Professor Titular de Literatura Comparada (UERJ) e Cientista do Nosso Estado (FAPERJ). Autor de 14 livros; seu trabalho já foi traduzido para o espanhol, mandarim, italiano, francês, alemão e inglês.

Teologia do Domínio: Fundamentos – Projeto Nikolas Ferreira – II

 É justamente esse ânimo militarizado que define o projeto político do nacionalismo cristão
26/06/2024 | 04h58

Política

Concluí a última coluna propondo que o Projeto de Lei 1904, apresentado pelo deputado federal Sóstenes Cavalcante, e subscrito por um número infelizmente previsível de parlamentares, não pode ser considerado simples capricho de um político viciado em likes e obcecado pela visibilidade proporcionada pela controvérsia. Muito menos deve ser entendido como mero oportunismo político na véspera de eleição, numa forma irresponsável de excitar paixões por meio da indefectível pauta de costumes — essa bomba atômica que a extrema direta detona com a regularidade de relógio suíço a cada ciclo eleitoral.

(Rolex no pulso é vendaval.

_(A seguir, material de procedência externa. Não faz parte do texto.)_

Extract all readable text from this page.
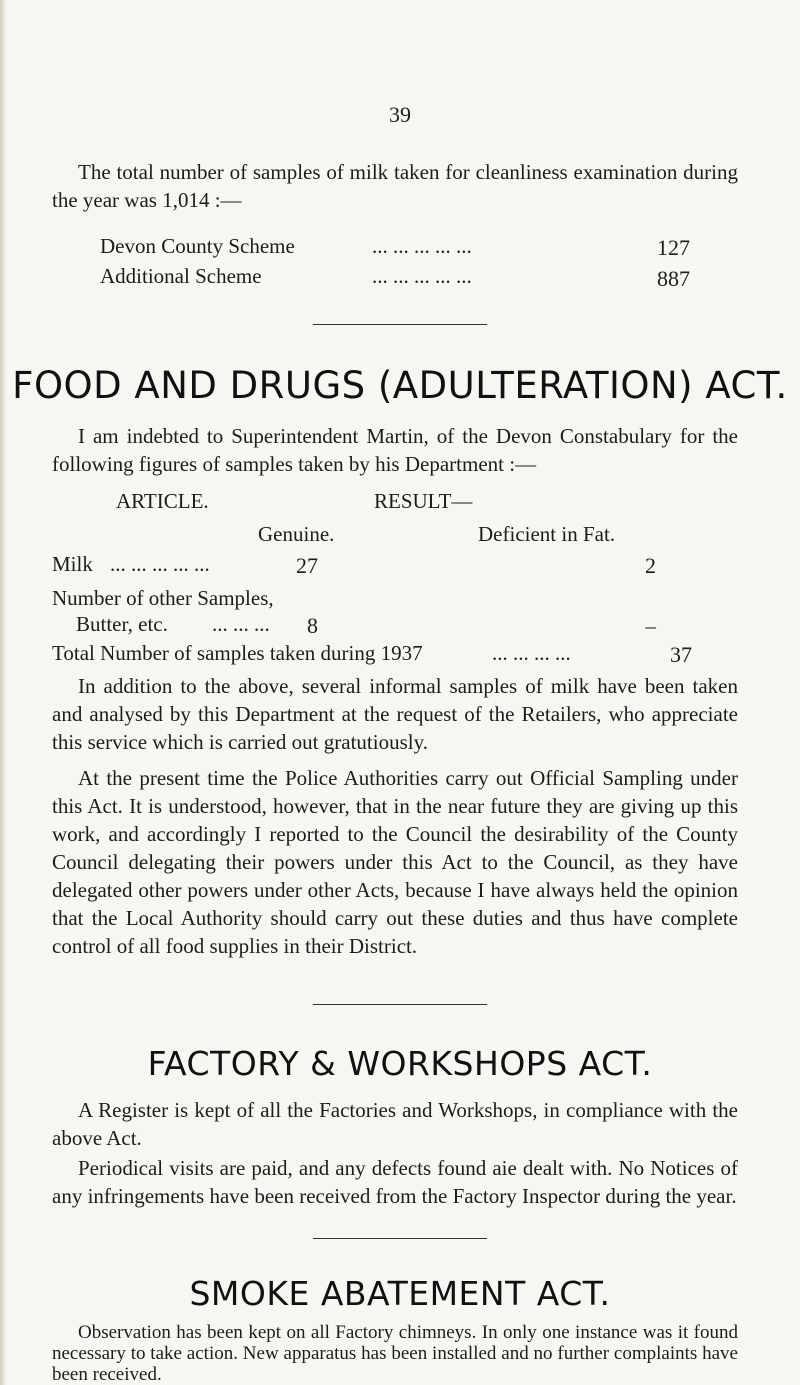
39

The total number of samples of milk taken for cleanliness examination during the year was 1,014 :—

Devon County Scheme	... ... ... ... ...	127
Additional Scheme	... ... ... ... ...	887
FOOD AND DRUGS (ADULTERATION) ACT.

I am indebted to Superintendent Martin, of the Devon Constabulary for the following figures of samples taken by his Department :—

ARTICLE.	RESULT—
Genuine.	Deficient in Fat.
Milk ... ... ... ... ...	27	2
Number of other Samples,
Butter, etc. ... ... ...	8	–
Total Number of samples taken during 1937	... ... ... ...	37

In addition to the above, several informal samples of milk have been taken and analysed by this Department at the request of the Retailers, who appreciate this service which is carried out gratutiously.

At the present time the Police Authorities carry out Official Sampling under this Act. It is understood, however, that in the near future they are giving up this work, and accordingly I reported to the Council the desirability of the County Council delegating their powers under this Act to the Council, as they have delegated other powers under other Acts, because I have always held the opinion that the Local Authority should carry out these duties and thus have complete control of all food supplies in their District.

FACTORY & WORKSHOPS ACT.

A Register is kept of all the Factories and Workshops, in compliance with the above Act.

Periodical visits are paid, and any defects found aie dealt with. No Notices of any infringements have been received from the Factory Inspector during the year.

SMOKE ABATEMENT ACT.

Observation has been kept on all Factory chimneys. In only one instance was it found necessary to take action. New apparatus has been installed and no further complaints have been received.
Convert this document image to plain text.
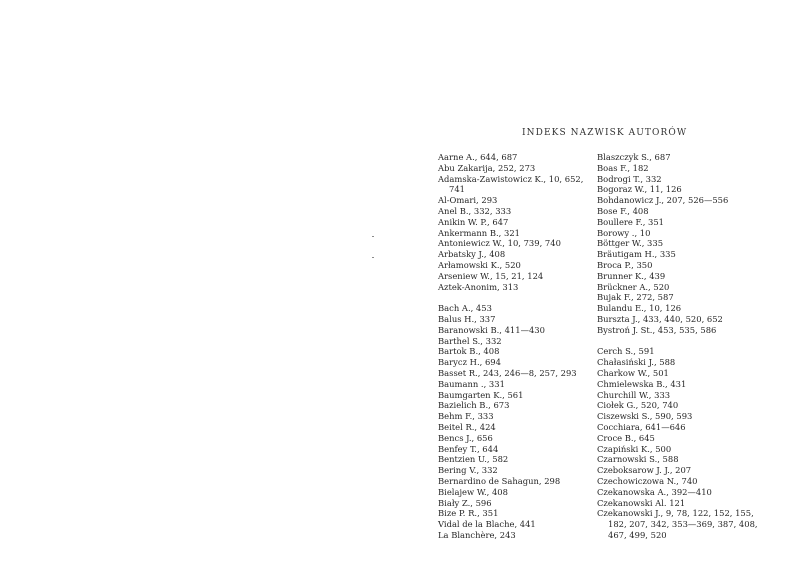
INDEKS NAZWISK AUTORÓW
Aarne A., 644, 687
Abu Zakarija, 252, 273
Adamska-Zawistowicz K., 10, 652,
741
Al-Omari, 293
Anel B., 332, 333
Anikin W. P., 647
Ankermann B., 321
Antoniewicz W., 10, 739, 740
Arbatsky J., 408
Arłamowski K., 520
Arseniew W., 15, 21, 124
Aztek-Anonim, 313
Bach A., 453
Balus H., 337
Baranowski B., 411—430
Barthel S., 332
Bartok B., 408
Barycz H., 694
Basset R., 243, 246—8, 257, 293
Baumann ., 331
Baumgarten K., 561
Bazielich B., 673
Behm F., 333
Beitel R., 424
Bencs J., 656
Benfey T., 644
Bentzien U., 582
Bering V., 332
Bernardino de Sahagun, 298
Bielajew W., 408
Biały Z., 596
Bize P. R., 351
Vidal de la Blache, 441
La Blanchère, 243
Blaszczyk S., 687
Boas F., 182
Bodrogi T., 332
Bogoraz W., 11, 126
Bohdanowicz J., 207, 526—556
Bose F., 408
Boullere F., 351
Borowy ., 10
Böttger W., 335
Bräutigam H., 335
Broca P., 350
Brunner K., 439
Brückner A., 520
Bujak F., 272, 587
Bulandu E., 10, 126
Burszta J., 433, 440, 520, 652
Bystroń J. St., 453, 535, 586
Cerch S., 591
Chałasiński J., 588
Charkow W., 501
Chmielewska B., 431
Churchill W., 333
Ciołek G., 520, 740
Ciszewski S., 590, 593
Cocchiara, 641—646
Croce B., 645
Czapiński K., 500
Czarnowski S., 588
Czeboksarow J. J., 207
Czechowiczowa N., 740
Czekanowska A., 392—410
Czekanowski Al. 121
Czekanowski J., 9, 78, 122, 152, 155,
182, 207, 342, 353—369, 387, 408,
467, 499, 520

É vendaval.)

Pelo contrário, o Projeto de Lei 1904 é tão absurdo que precisa fazer sentido.

Como sempre, dou um passo atrás. O livro de Nikolas Ferreira, “O cristão e a política”, ilumina a aparente excentricidade:

“Quando se fala em política, é possível que você pense em questões partidárias. Mas, como você verá neste livro, a política vai muito além dessa simples acepção. A política é, acima de tudo, a ação que tem o poder de influenciar pessoas”. [1]

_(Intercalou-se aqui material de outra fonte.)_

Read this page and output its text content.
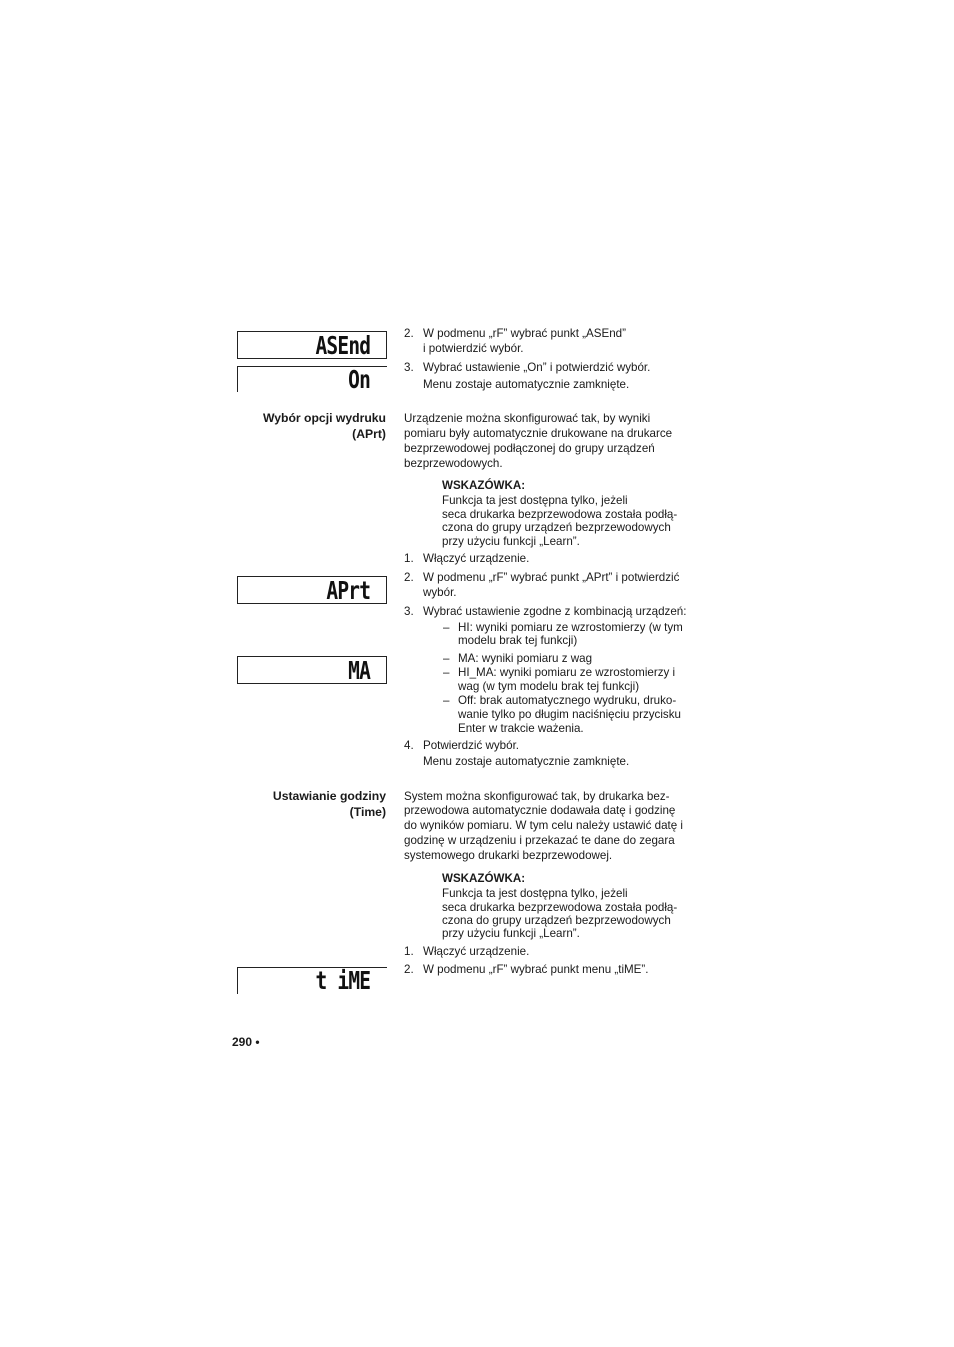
ASEnd
On
APrt
MA
t iME
2. W podmenu „rF” wybrać punkt „ASEnd”
i potwierdzić wybór.
3. Wybrać ustawienie „On” i potwierdzić wybór.
Menu zostaje automatycznie zamknięte.
Wybór opcji wydruku
(APrt)
Urządzenie można skonfigurować tak, by wyniki
pomiaru były automatycznie drukowane na drukarce
bezprzewodowej podłączonej do grupy urządzeń
bezprzewodowych.
WSKAZÓWKA:
Funkcja ta jest dostępna tylko, jeżeli
seca drukarka bezprzewodowa została podłą-
czona do grupy urządzeń bezprzewodowych
przy użyciu funkcji „Learn”.
1. Włączyć urządzenie.
2. W podmenu „rF” wybrać punkt „APrt” i potwierdzić
wybór.
3. Wybrać ustawienie zgodne z kombinacją urządzeń:
– HI: wyniki pomiaru ze wzrostomierzy (w tym
modelu brak tej funkcji)
– MA: wyniki pomiaru z wag
– HI_MA: wyniki pomiaru ze wzrostomierzy i
wag (w tym modelu brak tej funkcji)
– Off: brak automatycznego wydruku, druko-
wanie tylko po długim naciśnięciu przycisku
Enter w trakcie ważenia.
4. Potwierdzić wybór.
Menu zostaje automatycznie zamknięte.
Ustawianie godziny
(Time)
System można skonfigurować tak, by drukarka bez-
przewodowa automatycznie dodawała datę i godzinę
do wyników pomiaru. W tym celu należy ustawić datę i
godzinę w urządzeniu i przekazać te dane do zegara
systemowego drukarki bezprzewodowej.
WSKAZÓWKA:
Funkcja ta jest dostępna tylko, jeżeli
seca drukarka bezprzewodowa została podłą-
czona do grupy urządzeń bezprzewodowych
przy użyciu funkcji „Learn”.
1. Włączyć urządzenie.
2. W podmenu „rF” wybrać punkt menu „tiME”.
290 •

No “Prefácio” o tonitruante pastor Silas Malafaia tocou na mesma tecla:

“Que a partir da leitura deste livro você entenda que está sendo chamado para influenciar. Se uma única pessoa consegue arrebanhar muitas outras, imagine várias. Faça parte dessa geração audaciosa, que não tem medo de enfrentar essa guerra cultural. Não permita que essa geração seja perdida para ideologias do inferno. O Senhor lhe dará discernimento espiritual, abrirá portas à sua frente e concederá a você autoridade para vencer o Inimigo”. [2]

As duas citações são longas — reconheço e já me desculpo. No entanto, lidas em conjunto resumem o livro e, sobretudo, o “projeto Nikolas Ferreira”.

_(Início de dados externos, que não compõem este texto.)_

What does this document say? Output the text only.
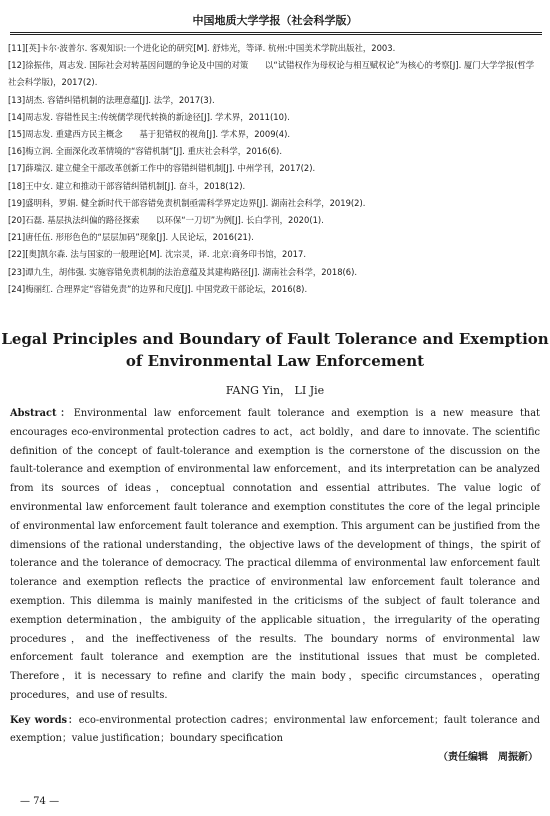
中国地质大学学报（社会科学版）
[11][英]卡尔·波普尔. 客观知识:一个进化论的研究[M]. 舒炜光，等译. 杭州:中国美术学院出版社，2003.
[12]徐振伟，周志发. 国际社会对转基因问题的争论及中国的对策　　以“试错权作为母权论与相互赋权论”为核心的考察[J]. 厦门大学学报(哲学社会科学版)，2017(2).
[13]胡杰. 容错纠错机制的法理意蕴[J]. 法学，2017(3).
[14]周志发. 容错性民主:传统儒学现代转换的新途径[J]. 学术界，2011(10).
[15]周志发. 重建西方民主概念　　基于犯错权的视角[J]. 学术界，2009(4).
[16]梅立润. 全面深化改革情境的“容错机制”[J]. 重庆社会科学，2016(6).
[17]薛瑞汉. 建立健全干部改革创新工作中的容错纠错机制[J]. 中州学刊，2017(2).
[18]王中女. 建立和推动干部容错纠错机制[J]. 奋斗，2018(12).
[19]盛明科，罗娟. 健全新时代干部容错免责机制亟需科学界定边界[J]. 湖南社会科学，2019(2).
[20]石磊. 基层执法纠偏的路径探索　　以环保“一刀切”为例[J]. 长白学刊，2020(1).
[21]唐任伍. 形形色色的“层层加码”现象[J]. 人民论坛，2016(21).
[22][奥]凯尔森. 法与国家的一般理论[M]. 沈宗灵，译. 北京:商务印书馆，2017.
[23]谭九生，胡伟强. 实施容错免责机制的法治意蕴及其建构路径[J]. 湖南社会科学，2018(6).
[24]梅丽红. 合理界定“容错免责”的边界和尺度[J]. 中国党政干部论坛，2016(8).
Legal Principles and Boundary of Fault Tolerance and Exemption
of Environmental Law Enforcement
FANG Yin， LI Jie
Abstract：Environmental law enforcement fault tolerance and exemption is a new measure that encourages eco-environmental protection cadres to act，act boldly，and dare to innovate. The scientific definition of the concept of fault-tolerance and exemption is the cornerstone of the discussion on the fault-tolerance and exemption of environmental law enforcement，and its interpretation can be analyzed from its sources of ideas，conceptual connotation and essential attributes. The value logic of environmental law enforcement fault tolerance and exemption constitutes the core of the legal principle of environmental law enforcement fault tolerance and exemption. This argument can be justified from the dimensions of the rational understanding，the objective laws of the development of things，the spirit of tolerance and the tolerance of democracy. The practical dilemma of environmental law enforcement fault tolerance and exemption reflects the practice of environmental law enforcement fault tolerance and exemption. This dilemma is mainly manifested in the criticisms of the subject of fault tolerance and exemption determination，the ambiguity of the applicable situation，the irregularity of the operating procedures，and the ineffectiveness of the results. The boundary norms of environmental law enforcement fault tolerance and exemption are the institutional issues that must be completed.　Therefore，it is necessary to refine and clarify the main body，specific circumstances，operating procedures，and use of results.
Key words：eco-environmental protection cadres；environmental law enforcement；fault tolerance and exemption；value justification；boundary specification
（责任编辑　周振新）
— 74 —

(Você deve me agradecer! Em duas passagens, condensei 150 páginas que você não precisa mais ler.)

Influenciar

Duas palavras definem a estrutura do pensamento de Nikolas Ferreira: guerra e influenciar. Vimos que, nesse registro mental agônico, a política equivale ao “poder de influenciar pessoas”. O verbo foi anunciado no “prefácio” de Malafaia. Em sua prosa, o cristão “está sendo chamado para influenciar”. Reiteração que responde à visão do mundo da dupla Silas e Nikolas: imersos numa “guerra cultural” sem trégua, cujo adversário, como duvidar?, é o Próprio Mal. Na exaltação de Malafaia e Ferreira, enfrentamos “o Diabo”, [3] “o Inimigo”, [4] “Satanás”, [5] “o Maligno”, [6] “ideologias do inferno”. [7]

A leitura de duplas de pastores como Silas e Nikolas é desconcertante. Uma obsessão atravessa sua escrita — e não se trata do amor misericordioso de Jesus Cristo. Tudo se passa como se falassem de Deus como pretexto para se regozijarem no seu oposto; somente o avesso lhes interessa, apenas o outro lado do espelho lhes atrai. Força de gravidade não prevista por Isaac Newton, a demonologia é o sol que veste os lírios dolarizados de suas contas recheadas.

Qual o sentido do verbo “influenciar” nessa autêntica distopia?

Respondo com palavras dos dois demonólogos.

O Influenciador é “um agente de conversão de mentalidades”. [8]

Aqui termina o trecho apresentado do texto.